My sleep was restless and full of second guessing. Should I stay or should I go? It was hard to go to work the next day fearing my time with my mother was about to end.
The next evening, Dad called an ambulance. I picked him up and we went to the hospital. Mother looked so tiny in the bed. An IV pump pushed fluid into her vein. She was pale but smiled when she saw us. Dad sat down in a recliner and promptly fell asleep. This left time for mother and I to talk. She had been throwing clots periodically—the reason the room kept spinning. This was happening more often. Her medicine to keep the clots from forming didn’t work well with her drinking. We both knew that. People make their choices and take their chances. She knew what came next and wanted it.
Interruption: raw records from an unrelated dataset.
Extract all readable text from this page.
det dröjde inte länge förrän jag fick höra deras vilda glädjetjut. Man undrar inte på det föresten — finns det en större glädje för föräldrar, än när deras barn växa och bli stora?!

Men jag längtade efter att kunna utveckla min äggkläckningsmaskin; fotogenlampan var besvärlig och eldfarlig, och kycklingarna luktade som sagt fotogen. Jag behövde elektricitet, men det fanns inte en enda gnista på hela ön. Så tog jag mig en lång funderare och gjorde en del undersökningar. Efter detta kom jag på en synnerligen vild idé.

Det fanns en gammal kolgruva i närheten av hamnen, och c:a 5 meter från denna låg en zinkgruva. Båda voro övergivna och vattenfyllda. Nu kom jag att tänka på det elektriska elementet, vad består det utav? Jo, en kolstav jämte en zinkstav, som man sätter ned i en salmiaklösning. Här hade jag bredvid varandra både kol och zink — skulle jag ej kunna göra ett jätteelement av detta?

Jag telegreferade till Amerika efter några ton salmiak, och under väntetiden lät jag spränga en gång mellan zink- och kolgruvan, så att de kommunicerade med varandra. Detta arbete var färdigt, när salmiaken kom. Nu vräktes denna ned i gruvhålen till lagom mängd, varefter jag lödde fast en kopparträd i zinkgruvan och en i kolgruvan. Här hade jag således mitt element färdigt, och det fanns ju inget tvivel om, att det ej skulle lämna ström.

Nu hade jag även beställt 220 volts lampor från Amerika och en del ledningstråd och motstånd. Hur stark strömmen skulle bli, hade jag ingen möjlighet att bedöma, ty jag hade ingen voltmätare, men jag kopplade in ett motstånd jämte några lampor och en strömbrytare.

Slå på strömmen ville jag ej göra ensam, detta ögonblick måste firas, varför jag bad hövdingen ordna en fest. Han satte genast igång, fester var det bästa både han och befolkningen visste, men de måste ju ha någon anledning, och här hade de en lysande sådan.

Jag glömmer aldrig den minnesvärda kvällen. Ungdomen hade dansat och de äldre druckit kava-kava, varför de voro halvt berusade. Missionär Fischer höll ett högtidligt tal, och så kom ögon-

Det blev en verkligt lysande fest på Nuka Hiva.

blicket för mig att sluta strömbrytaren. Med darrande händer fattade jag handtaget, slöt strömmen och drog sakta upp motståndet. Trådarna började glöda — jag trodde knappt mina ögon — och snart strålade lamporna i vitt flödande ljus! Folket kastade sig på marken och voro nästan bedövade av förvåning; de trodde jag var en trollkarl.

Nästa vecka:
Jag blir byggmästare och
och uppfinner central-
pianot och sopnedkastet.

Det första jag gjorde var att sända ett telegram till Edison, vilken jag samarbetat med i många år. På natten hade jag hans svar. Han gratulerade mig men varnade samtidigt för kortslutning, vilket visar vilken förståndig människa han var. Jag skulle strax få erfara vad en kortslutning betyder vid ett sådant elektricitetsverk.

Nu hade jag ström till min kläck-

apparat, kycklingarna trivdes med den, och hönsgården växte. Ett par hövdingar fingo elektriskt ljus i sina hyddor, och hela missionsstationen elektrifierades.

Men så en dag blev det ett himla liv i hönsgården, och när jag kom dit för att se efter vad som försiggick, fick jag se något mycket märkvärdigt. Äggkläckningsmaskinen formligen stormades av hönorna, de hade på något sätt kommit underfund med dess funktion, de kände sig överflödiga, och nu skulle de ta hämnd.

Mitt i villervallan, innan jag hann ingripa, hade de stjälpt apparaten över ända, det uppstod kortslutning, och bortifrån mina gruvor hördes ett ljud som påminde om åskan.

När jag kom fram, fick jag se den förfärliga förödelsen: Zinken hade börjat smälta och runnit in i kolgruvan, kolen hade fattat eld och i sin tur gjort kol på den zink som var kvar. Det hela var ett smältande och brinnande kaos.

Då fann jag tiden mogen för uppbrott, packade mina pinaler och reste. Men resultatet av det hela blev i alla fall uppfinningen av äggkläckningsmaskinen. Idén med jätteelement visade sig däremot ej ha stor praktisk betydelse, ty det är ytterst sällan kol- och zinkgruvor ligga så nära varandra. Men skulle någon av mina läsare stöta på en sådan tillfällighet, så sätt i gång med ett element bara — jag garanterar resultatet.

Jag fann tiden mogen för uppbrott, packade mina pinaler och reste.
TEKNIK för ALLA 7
After a few hours, my mother asked me to take my father home. I awoke him and we said good-bye. As we were leaving, my father had to use the bathroom. I dropped him there and went through instructions to wait for me outside the door when he was done.
I flew back to my mother’s room. I grabbed her and held onto her and we each were saying how much we loved each other. The nurse trying to keep the IV line from tangling between us started sobbing too. “I love you. I love you.” I could not say it strong or loud enough. And, she weakly but strongly said the same. And we wept together.
Leaving her alone was one of the hardest things I have ever done. But, she wanted me to take my father home.
I settled in overnight at my father’s place. The phone rang the next morning at 8 am. It was a call from the hospital. I passed the phone to my father. He was told my mother died. My father crumbled into a chair. He never expected her to go first.
I worry that I misread what she meant. Maybe, we should have stayed with my mother. What do you think?
Your mother told you that she knew she wanted to move on. She said she would be okay…all right just somewhere else.
You carried out your mother’s last wish—to care for your father. Doing good is not always the most comfortable path to walk.
Be happy your mother was able to arrange her own final entrance into the world she trusted awaited her beyond this one.